Il testo è sviluppato schematicamente, i capitoli seguono il menù di un ristorante, ogni capitolo comincia con l’introduzione di uno o più piatti scelti dai protagonisti e si concentra in seguito sulle osservazioni della voce narrante. Questo ordine apparente viene a mancare man mano che si procede nella lettura, che sempre più spesso è intervallata da flashback che interrompono la linearità del racconto. Il loro scopo primario è quello di mettere in luce gli angoli più bui della storia, ma allo stesso tempo contribuiscono a far sì che quest’ordine implicito nello sviluppo della trama si trovi pian piano a venir meno, accompagnando così il lettore, in un primo momento inconsapevole del cambiamento, all’interno di un caos quasi inspiegabile, dettato dalla più totale assenza di armonia strutturale. Che questo espediente sia più o meno voluto è ininfluente, ciò che è innegabile però è che è proprio attraverso questi flashback che il lettore comincia a mettere in dubbio l’attendibilità della voce narrante, che comincia a distaccarsi dal suo modo di vedere la realtà, che inizia a comprendere che c’è qualcosa di orribilmente sbagliato in questa cena, e non si tratta di certo delle porzioni da anoressici; ciò che più sa di marcio non sono le portate, bensì le persone presenti al tavolo.
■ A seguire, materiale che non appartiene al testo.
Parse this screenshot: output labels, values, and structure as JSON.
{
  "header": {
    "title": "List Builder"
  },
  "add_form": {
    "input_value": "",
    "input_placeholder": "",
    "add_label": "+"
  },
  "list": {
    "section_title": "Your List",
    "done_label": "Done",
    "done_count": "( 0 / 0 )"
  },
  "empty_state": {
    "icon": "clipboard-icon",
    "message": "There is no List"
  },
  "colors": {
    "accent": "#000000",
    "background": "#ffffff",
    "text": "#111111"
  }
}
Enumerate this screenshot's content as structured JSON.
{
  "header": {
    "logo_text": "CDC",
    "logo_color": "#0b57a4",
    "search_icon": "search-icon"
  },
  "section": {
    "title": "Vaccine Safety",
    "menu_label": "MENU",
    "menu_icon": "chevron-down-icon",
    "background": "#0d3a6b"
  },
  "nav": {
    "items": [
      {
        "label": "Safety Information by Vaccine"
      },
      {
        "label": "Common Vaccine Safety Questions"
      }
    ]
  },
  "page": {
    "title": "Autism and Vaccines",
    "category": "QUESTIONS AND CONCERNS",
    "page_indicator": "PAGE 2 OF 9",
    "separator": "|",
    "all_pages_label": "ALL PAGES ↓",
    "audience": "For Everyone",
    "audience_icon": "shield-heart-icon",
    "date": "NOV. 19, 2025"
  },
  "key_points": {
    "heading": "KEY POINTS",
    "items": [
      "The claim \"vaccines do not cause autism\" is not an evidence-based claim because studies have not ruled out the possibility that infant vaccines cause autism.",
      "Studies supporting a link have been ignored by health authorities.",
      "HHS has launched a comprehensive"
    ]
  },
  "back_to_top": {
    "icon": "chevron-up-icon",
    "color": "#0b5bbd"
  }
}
Claire e Paul sono sposati e hanno un figlio adolescente di nome Michael, Serge, il fratello di Paul, è sposato con Babette, loro hanno due figli della stessa età di Michael, Rick e Beau, che è adottato. Rick e Michael hanno ucciso una barbona, colpevole di aver loro impedito, con la sua inopportuna presenza e con il suo puzzo fastidioso, di prelevare ad un dato bancomat. Beau, a conoscenza del delitto, ricatta il fratello e il cugino perché vuole comprarsi un nuovo scooter. I genitori si trovano a cena per decidere sul futuro dei loro figli.
La tematica è estremamente attuale, molto facile accostare la trama a quella de Il dio del massacro di Yasmina Reza, ma il nocciolo della questione non è proprio lo stesso.
“Cosa saremmo disposti a fare, a diventare per proteggere i nostri figli?” è la prima domanda a cui rispondono entrambe le opere, ma anche “Cosa rende i nostri figli gli uomini che diventeranno?” ed è proprio su questo che Koch maggiormente si interroga.
Paul, il padre di Michael, la voce narrante, colui che inizialmente sembra il più integro, il più calmo e ragionevole, si rivela essere un violento con disturbi psicologici. Più volte ha sfogato la sua violenza di fronte ad un Michael ancora bambino, eppure ciò che più lo tormenta, anzi forse l’unica cosa che lo tormenta, è il dubbio che suo figlio possa essere com’è perché il suo è un disturbo ereditario. Claire è altrettanto disturbata, farebbe qualsiasi cosa per proteggere suo figlio e allo stesso tempo non prova nessuna avversione per la violenza che nota in lui e in suo marito, anzi alla prima opportunità dimostra di essere la più feroce all’interno del nucleo familiare. Michael, dal canto suo, non prova alcun rimorso per ciò che ha fatto, il modo in un certo senso amorevole in cui il padre lo descrive lascia comunque intendere che sia un sociopatico, è lui il leader, è lui che ha influenzato suo cugino Rick a tal punto da renderlo suo complice nell’omicidio. Michael quindi potrebbe avere innato in lui il seme della violenza, potrebbe essere il semplice frutto dell’educazione ricevuta dai genitori, ma Rick e Beau? Rick si lascia manovrare, Beau agisce in modo totalmente egoistico, entrambi nonostante l’educazione che hanno ricevuto (né Babette né tantomeno Serge mostrano infatti di essere persone prone alla violenza).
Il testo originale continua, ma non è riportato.